Hey, guys. This is Vivian on for Mars. Thanks for taking the question. So for your existing SPL portfolio, can you share any detail on the rough split of your customers that are in the clinic at present or in later stage development? Thanks.

speaker
Doug Dorfer

Yeah, so the only what we do share, and we said that there's 16 partners out the end of last year, 2021. And of those 16 partners, 95 programs are associated with those partners and 15% are in the clinic. And then I know there's been quite a bit of, I think, speculation and, and, and views by some analysts in terms of what what products we're supporting. We have probably the scholars that were supporting the CTX001, which is obviously the drug for sickle cell disease. I think we've been a bit less forthright in some of the other programs because all these deals, as we mentioned, are confidential, so we really don't feel comfortable talking about those in any setting.

speaker
Mark Massaro

Okay, gotcha. And can you just touch on the SPL funnel? I think you've previously discussed aiming to sign three to four SPLs per year. Just any updates there and how are the conversations around these progressing?

speaker
Doug Dorfer

Yeah, so the pipeline continues to be very robust.
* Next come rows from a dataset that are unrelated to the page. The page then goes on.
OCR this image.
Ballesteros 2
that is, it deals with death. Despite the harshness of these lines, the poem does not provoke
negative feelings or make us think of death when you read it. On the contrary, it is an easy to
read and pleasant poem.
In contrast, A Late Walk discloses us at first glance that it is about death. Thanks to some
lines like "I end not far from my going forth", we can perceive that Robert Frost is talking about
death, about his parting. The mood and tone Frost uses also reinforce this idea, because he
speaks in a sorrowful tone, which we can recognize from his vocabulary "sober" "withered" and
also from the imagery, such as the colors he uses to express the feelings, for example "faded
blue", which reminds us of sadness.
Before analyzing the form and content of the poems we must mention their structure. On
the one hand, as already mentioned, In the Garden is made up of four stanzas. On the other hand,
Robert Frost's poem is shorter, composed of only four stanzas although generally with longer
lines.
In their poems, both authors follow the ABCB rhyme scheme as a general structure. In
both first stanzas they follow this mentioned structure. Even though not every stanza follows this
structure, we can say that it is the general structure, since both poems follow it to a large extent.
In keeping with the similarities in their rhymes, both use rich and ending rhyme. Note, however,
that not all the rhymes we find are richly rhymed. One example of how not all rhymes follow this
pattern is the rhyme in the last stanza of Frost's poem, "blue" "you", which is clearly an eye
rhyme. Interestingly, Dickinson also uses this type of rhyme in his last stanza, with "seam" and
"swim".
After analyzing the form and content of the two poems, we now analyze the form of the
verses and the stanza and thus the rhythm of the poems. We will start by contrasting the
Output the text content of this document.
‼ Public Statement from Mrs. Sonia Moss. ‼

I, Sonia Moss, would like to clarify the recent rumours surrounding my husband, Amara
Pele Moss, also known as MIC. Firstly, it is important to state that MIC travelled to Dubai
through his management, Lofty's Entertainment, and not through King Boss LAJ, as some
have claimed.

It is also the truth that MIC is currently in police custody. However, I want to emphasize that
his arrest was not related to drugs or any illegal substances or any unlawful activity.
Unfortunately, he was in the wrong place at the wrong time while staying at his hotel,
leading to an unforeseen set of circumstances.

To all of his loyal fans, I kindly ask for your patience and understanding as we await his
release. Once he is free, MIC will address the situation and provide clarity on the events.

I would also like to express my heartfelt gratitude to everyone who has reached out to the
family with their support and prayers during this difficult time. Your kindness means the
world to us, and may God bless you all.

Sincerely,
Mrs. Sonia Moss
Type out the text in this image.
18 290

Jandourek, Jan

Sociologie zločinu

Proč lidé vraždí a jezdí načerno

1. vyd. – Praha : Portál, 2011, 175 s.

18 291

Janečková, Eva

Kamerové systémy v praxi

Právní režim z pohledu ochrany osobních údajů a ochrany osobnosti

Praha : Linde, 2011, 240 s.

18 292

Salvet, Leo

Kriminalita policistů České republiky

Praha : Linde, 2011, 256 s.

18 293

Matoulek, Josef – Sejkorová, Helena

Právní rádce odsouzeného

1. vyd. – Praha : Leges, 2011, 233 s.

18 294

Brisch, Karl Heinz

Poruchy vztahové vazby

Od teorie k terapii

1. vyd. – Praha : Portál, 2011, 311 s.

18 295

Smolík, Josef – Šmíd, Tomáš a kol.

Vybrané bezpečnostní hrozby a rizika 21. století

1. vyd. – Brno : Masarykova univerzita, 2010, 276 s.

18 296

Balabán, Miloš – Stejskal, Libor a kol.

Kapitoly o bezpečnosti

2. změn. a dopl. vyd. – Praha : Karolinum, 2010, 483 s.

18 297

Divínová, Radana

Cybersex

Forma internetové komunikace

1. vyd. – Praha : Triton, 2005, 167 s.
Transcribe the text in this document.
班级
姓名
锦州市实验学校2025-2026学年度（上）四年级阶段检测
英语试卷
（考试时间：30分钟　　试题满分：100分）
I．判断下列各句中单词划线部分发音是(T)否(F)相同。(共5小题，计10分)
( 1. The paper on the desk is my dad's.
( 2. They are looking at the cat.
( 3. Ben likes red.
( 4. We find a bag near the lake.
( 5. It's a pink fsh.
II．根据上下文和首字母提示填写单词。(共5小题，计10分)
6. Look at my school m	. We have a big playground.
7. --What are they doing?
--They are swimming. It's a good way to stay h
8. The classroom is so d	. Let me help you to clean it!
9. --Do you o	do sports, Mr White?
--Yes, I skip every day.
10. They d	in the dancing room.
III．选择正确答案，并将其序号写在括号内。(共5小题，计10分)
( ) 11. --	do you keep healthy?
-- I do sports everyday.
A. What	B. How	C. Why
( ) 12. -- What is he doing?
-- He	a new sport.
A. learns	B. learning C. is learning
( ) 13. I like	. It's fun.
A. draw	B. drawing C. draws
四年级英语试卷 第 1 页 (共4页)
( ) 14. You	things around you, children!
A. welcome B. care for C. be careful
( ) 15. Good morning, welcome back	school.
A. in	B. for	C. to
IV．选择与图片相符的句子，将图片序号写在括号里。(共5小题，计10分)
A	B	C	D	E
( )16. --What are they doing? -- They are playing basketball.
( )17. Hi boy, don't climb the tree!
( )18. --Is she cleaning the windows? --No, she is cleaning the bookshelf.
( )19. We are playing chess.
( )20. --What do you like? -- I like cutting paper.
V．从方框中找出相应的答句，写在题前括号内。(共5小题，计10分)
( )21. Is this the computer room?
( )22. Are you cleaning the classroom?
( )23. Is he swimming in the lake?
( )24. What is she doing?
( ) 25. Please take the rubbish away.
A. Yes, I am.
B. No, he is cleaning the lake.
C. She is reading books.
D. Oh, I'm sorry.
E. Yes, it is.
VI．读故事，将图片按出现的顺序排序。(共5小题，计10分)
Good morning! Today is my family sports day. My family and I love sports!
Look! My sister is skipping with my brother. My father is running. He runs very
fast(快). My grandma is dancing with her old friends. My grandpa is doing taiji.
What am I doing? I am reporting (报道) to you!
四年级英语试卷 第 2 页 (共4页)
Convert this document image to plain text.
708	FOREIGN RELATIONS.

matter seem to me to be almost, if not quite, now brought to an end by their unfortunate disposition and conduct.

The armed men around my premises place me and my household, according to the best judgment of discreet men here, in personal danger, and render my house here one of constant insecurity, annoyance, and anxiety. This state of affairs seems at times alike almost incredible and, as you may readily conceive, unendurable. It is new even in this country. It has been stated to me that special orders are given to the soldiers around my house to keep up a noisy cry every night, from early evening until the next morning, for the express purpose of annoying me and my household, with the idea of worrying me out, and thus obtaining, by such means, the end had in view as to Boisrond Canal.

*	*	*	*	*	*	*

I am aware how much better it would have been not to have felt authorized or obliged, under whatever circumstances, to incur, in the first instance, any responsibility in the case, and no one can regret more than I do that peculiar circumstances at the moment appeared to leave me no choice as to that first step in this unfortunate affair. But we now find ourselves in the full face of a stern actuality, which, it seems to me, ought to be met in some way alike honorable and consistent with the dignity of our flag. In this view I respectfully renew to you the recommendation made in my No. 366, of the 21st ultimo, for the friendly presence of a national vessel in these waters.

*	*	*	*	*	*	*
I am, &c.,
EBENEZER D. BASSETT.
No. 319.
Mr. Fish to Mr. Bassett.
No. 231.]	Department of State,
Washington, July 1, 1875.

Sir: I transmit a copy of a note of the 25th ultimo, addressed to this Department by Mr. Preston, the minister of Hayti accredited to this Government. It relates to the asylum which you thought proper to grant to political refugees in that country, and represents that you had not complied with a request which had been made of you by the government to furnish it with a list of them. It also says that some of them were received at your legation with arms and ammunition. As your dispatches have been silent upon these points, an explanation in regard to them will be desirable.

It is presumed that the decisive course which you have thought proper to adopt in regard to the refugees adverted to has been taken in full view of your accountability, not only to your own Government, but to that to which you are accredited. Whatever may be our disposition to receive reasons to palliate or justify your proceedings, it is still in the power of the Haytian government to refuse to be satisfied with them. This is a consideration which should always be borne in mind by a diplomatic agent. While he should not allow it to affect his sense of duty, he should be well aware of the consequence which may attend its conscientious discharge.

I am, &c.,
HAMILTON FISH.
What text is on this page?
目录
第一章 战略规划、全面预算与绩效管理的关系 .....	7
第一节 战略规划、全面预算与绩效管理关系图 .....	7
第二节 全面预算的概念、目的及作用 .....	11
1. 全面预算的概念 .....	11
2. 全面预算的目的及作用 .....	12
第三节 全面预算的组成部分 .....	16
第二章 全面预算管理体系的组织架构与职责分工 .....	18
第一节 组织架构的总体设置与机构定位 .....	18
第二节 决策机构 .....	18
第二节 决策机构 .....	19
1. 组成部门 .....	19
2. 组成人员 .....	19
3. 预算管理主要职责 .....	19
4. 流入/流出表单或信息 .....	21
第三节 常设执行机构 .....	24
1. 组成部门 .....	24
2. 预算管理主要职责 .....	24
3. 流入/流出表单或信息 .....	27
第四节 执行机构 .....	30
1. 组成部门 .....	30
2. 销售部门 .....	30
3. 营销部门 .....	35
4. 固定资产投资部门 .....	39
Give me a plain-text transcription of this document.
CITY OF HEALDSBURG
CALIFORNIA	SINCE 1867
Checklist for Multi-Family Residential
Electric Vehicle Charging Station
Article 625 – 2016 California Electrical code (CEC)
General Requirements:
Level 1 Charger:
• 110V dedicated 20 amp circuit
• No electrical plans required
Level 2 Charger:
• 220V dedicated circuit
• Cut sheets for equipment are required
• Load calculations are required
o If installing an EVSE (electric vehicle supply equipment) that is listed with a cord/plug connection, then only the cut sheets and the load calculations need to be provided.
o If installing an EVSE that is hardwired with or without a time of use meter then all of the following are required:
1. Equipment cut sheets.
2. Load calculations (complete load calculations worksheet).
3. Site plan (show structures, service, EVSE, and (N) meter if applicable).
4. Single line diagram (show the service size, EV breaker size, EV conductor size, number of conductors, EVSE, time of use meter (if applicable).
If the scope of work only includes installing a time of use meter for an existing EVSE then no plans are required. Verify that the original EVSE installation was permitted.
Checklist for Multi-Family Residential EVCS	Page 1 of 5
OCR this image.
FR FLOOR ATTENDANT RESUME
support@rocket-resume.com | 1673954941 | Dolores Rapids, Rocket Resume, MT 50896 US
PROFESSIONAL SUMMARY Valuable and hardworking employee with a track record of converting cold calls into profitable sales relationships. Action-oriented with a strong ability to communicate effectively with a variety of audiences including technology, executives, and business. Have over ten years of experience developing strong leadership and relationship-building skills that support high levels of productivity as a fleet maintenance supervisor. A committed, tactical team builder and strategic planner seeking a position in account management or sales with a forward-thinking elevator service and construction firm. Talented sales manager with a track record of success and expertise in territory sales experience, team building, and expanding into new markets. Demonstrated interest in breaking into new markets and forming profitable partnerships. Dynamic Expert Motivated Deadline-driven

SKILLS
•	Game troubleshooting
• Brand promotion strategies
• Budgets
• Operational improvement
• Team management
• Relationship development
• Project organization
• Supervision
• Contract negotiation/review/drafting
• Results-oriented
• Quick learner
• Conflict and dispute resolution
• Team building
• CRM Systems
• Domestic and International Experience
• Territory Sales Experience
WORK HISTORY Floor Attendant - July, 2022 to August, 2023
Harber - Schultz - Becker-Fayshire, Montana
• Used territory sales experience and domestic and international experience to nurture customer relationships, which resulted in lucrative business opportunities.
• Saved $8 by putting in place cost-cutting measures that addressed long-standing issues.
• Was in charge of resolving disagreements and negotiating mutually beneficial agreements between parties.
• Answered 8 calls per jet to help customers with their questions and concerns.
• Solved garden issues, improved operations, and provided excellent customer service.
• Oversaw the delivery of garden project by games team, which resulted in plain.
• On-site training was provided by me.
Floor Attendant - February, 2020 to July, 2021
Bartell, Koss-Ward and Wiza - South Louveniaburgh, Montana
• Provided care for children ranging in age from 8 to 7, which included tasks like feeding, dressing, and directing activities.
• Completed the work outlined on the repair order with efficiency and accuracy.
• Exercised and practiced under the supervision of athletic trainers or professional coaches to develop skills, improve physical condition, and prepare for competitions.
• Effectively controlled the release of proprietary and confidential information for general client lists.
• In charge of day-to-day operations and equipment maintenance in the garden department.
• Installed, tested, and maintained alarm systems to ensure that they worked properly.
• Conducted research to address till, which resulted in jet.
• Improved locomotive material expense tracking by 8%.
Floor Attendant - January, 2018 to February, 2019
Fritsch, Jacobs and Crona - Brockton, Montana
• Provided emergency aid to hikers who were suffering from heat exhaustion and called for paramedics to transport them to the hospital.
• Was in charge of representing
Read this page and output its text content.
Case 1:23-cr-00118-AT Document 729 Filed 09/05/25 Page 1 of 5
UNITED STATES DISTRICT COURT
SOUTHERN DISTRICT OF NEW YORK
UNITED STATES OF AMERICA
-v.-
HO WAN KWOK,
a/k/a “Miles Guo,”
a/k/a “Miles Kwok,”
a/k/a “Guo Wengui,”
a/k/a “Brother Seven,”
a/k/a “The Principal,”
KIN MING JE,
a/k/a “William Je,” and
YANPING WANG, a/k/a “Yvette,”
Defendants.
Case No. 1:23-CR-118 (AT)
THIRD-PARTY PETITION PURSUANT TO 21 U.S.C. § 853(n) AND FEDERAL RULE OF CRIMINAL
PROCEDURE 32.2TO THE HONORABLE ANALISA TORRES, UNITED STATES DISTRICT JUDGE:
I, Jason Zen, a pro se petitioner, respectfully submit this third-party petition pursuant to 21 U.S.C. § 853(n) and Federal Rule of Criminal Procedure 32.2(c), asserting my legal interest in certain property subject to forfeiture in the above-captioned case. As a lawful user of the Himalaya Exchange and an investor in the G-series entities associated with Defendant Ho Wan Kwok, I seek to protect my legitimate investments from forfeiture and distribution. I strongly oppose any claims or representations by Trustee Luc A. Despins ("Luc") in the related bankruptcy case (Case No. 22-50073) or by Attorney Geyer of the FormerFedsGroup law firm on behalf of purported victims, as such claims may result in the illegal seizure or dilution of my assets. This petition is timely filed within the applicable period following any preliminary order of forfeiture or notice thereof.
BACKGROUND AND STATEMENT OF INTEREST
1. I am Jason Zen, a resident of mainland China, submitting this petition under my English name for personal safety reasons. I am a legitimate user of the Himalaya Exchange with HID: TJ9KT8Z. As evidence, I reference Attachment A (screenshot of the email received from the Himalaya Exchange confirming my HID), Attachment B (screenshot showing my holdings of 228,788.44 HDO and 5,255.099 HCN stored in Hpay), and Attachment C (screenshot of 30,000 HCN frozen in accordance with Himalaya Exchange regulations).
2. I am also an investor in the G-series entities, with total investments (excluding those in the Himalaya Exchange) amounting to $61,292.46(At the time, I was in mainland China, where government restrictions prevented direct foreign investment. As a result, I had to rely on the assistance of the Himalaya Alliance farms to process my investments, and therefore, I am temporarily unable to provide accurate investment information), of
It's never been larger. We just signed Intima in the first quarter of this year. We continue to guide to, I think, three or four. I'll let Ron talk about that specifically. and we're building out our business development group and alliance management group, so we think that there's a tremendous amount of opportunity to that. A lot of it has to do more with the progression of our partners, and it does actually in our negotiations, because as they move from kind of preclinical and the enabling studies, that's the turning point where they will want to have access to our patents, our technology, our master plan, those sorts of things.

speaker
Mark Massaro

Okay, great. Thanks for taking the questions. Sure.

speaker
Ron

Thank you. And I'm showing no further questions at this time. I'd like to turn the conference back over to Doug DeFleur for closing remarks.

speaker
Doug Dorfer

Well, great. Well, thank you all for the questions and your interest and your support of Maxite. It's been indeed an amazing 2021 and a great start to 2022, despite obviously the investor sentiment in the industry. And we're We're quite hopeful, and I think we're very confident that we're going to see some really amazing clinical data coming out of our partners over the next several quarters, and I think that's going to pretend well for the cell therapy industry in general and MECC site in particular. So again, thank you all for your support, and I look forward to any subsequent discussions we will have. We will be meeting with investors in the next several days, and if you have any particular questions, you can certainly contact us at ir.maxsite.com. Thank you, Sean. Thank you, Ron. And thank you all for, and Gigi, thank you as the operator for this call. Be safe. Thank you.

speaker
Ron

Ladies and gentlemen, this concludes today's conference call. Thank you for participating, and you may now disconnect.